Hello. I know this post is 3 years old — hopefully it's appropriate to resurrect it… with a twist.

I have a similar setup attempting to load shared libraries on Linux (.so files). I'm running swift on AWS Lambda and I would like to load and unload a different plugin (.so) on each request. I have working code:

  1. Worker (lambda runtime) GitHub - khinkson/Worker
  2. WorkerInterface (the protocol for the plugin as a .so) GitHub - khinkson/WorkerInterface
  3. WorkerPlugin (the actual plugin code as a .so) GitHub - khinkson/WorkerPlugin

I build each of these with a command similar to (no product flag for the plugin and interface):
docker run --rm -v "$PWD:/code" -w /code swift:5.6.1-amazonlinux2 swift build --product Worker -c release -Xswiftc -static-stdlib

I end up with 3 products: Worker, libWorkerInterface.so and libWorkerPlugin.so. The libWorkerInterface.so is bundled with the lambda runtime and loaded at launch.

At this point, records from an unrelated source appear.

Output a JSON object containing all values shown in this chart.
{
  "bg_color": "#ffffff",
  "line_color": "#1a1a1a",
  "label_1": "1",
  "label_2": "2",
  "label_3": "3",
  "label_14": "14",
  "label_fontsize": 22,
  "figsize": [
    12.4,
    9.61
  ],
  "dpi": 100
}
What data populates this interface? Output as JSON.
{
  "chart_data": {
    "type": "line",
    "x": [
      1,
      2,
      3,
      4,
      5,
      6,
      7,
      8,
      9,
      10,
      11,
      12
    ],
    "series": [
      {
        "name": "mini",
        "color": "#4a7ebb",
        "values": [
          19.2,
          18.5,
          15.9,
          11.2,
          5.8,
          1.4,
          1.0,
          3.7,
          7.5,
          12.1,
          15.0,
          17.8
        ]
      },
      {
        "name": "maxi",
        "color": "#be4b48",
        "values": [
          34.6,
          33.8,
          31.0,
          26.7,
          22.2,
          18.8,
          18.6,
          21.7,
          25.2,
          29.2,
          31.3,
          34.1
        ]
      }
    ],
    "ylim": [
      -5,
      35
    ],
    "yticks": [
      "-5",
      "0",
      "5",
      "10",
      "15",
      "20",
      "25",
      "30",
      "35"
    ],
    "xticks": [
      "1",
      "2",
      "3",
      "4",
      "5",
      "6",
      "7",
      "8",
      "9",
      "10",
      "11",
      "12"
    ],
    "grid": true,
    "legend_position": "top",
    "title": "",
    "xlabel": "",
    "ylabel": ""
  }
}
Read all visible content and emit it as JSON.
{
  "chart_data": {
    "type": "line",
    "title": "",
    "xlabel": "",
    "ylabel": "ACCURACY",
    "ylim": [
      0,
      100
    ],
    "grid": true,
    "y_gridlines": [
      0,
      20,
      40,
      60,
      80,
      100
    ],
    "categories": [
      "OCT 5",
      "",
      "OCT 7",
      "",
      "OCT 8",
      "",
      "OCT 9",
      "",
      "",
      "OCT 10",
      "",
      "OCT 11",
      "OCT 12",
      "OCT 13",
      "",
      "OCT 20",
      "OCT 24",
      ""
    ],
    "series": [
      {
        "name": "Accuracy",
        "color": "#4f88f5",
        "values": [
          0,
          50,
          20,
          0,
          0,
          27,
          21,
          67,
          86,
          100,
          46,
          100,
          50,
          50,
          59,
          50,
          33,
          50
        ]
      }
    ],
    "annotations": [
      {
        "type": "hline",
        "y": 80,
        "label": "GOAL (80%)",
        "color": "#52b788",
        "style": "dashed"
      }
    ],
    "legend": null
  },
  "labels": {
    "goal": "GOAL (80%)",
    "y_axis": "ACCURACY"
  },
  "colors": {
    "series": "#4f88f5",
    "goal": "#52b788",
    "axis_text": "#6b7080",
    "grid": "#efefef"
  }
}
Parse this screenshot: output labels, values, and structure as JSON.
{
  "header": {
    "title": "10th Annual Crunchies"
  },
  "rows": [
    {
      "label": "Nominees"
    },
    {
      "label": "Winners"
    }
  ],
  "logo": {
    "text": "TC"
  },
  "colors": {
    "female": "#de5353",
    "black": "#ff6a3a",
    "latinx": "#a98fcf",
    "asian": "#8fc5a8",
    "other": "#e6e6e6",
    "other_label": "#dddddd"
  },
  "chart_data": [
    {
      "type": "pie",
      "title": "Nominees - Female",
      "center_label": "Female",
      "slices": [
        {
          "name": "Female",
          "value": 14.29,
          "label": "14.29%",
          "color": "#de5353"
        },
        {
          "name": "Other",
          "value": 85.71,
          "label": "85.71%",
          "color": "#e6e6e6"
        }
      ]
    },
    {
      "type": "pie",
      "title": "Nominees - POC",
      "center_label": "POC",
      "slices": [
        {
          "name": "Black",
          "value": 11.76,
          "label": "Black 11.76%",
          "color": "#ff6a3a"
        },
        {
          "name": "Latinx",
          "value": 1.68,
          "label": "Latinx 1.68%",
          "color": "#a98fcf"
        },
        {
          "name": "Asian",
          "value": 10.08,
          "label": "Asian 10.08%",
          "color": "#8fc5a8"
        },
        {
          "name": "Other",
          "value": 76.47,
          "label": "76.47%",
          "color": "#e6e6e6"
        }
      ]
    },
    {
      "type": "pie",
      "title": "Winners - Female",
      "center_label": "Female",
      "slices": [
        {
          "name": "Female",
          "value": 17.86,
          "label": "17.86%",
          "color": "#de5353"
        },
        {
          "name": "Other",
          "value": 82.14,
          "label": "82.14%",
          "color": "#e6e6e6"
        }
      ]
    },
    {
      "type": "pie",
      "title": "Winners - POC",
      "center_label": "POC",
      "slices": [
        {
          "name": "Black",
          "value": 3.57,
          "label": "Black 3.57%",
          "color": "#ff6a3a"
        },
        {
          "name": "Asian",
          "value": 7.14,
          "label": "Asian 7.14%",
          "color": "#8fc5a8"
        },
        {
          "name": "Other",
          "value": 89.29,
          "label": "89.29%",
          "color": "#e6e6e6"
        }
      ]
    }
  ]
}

And the plugin is loaded from different folders on request.

It actually works… until I try to add any additional dependencies to the WorkerPlugin. In the code above eg: I have commented out the Crypto library. If I enable it and its code, the lambda will segfault occasionally with no output from Backtrace. This applies to any additional library I've tried to add to the plugin.

I do not know if I have a memory leak or if I need to do additional work to correctly load the plugin dependencies? If anyone has any ideas about where I'm going wrong here I would love to hear them. Thanks.

You might want to try RTLD_NODELETE And see if it makes a difference - it’s what I used in Swift dynamic loading API - #24 by Joakim_Hassila1 - let me know if it makes a difference.

Thanks. RTLD_NODELETE did not work for me. But I will take a deeper look at your dynamic loading API code and see if anything jumps out at me.

The weird thing is the segfault does not happen immediately. If I keep hitting the lambda it will run fine. If I stop for about 8 seconds before trying again, it segfaults. This even happens with the RTLD_NODELETE. That smells like a memory leak to me. And if not a leak, something is being unloaded/reset. Memory usage also jumps.

But I'll take a look at your code. Thanks again.